Stefanie Höhl


How do infants learn? Neural oscillations shed light on infant attention & learning

Infants constantly have to integrate novel information into their developing semantic networks. The role of the theta rhythm in encoding and memory formation has been well established in animal models and human adults. Meanwhile, our understanding of neural oscillations in human infants is still very limited. I will present our recent studies implicating the 4-5 Hz theta rhythm in 9-month-old infants’ processing of unexpected events. Results suggest that oscillatory activity in the theta band supports integration of novel information into existing concepts in infants. I will further present our ongoing work into the role of theta oscillations for the formation of novel object representations. We applied multivariate pattern analyses on the EEG data of 6- to 8-month-olds and adults viewing various images from four different categories. Preliminary results show that theta band neural oscillations form the basis of visual category representations in infants, and that these representations are shifted to the faster alpha/beta band in adults. Furthermore, frontal theta in the same study was enhanced when infants saw novel compared to familiarized items. Together, results speak to an integral role of the theta rhythm for processing novel information and learning in the infant brain.

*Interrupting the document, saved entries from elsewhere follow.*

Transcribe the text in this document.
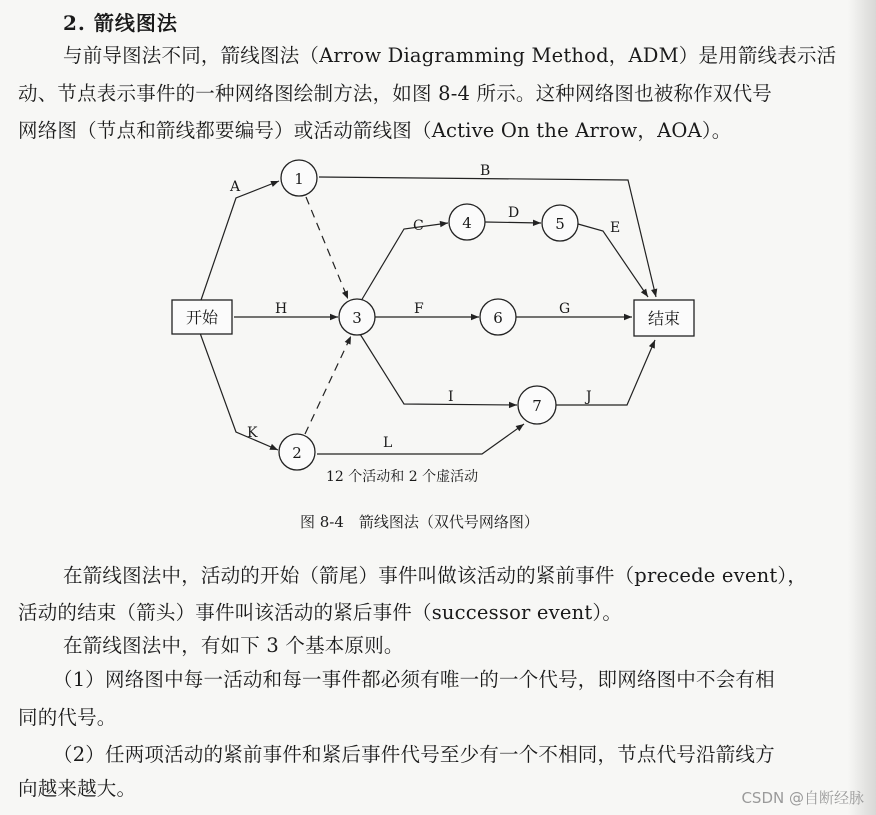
2. 箭线图法
与前导图法不同，箭线图法（Arrow Diagramming Method，ADM）是用箭线表示活
动、节点表示事件的一种网络图绘制方法，如图 8-4 所示。这种网络图也被称作双代号
网络图（节点和箭线都要编号）或活动箭线图（Active On the Arrow，AOA）。
A
B
C
D
E
F	G
H
I	J
K
L
开始	结束
1
2
3
4	5
6
7
12 个活动和 2 个虚活动
图 8-4　箭线图法（双代号网络图）
在箭线图法中，活动的开始（箭尾）事件叫做该活动的紧前事件（precede event），
活动的结束（箭头）事件叫该活动的紧后事件（successor event）。
在箭线图法中，有如下 3 个基本原则。
（1）网络图中每一活动和每一事件都必须有唯一的一个代号，即网络图中不会有相
同的代号。
（2）任两项活动的紧前事件和紧后事件代号至少有一个不相同，节点代号沿箭线方
向越来越大。	CSDN @自断经脉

Hoehl is head of the Research Unit of Developmental Psychology at the University of Vienna and leads the Wiener Kinderstudien ( She completed her undergraduate studies in psychology at Heidelberg University and received her PhD from the University of Leipzig in 2008. She completed her Habilitation at the University of Heidelberg in 2013. From 2016 to 2019 she led the Max Planck Research Group on Early Social Cognition at the MPI for Human Cognitive and Brain Sciences in Leipzig. Her research focuses on social and cognitive development in early childhood.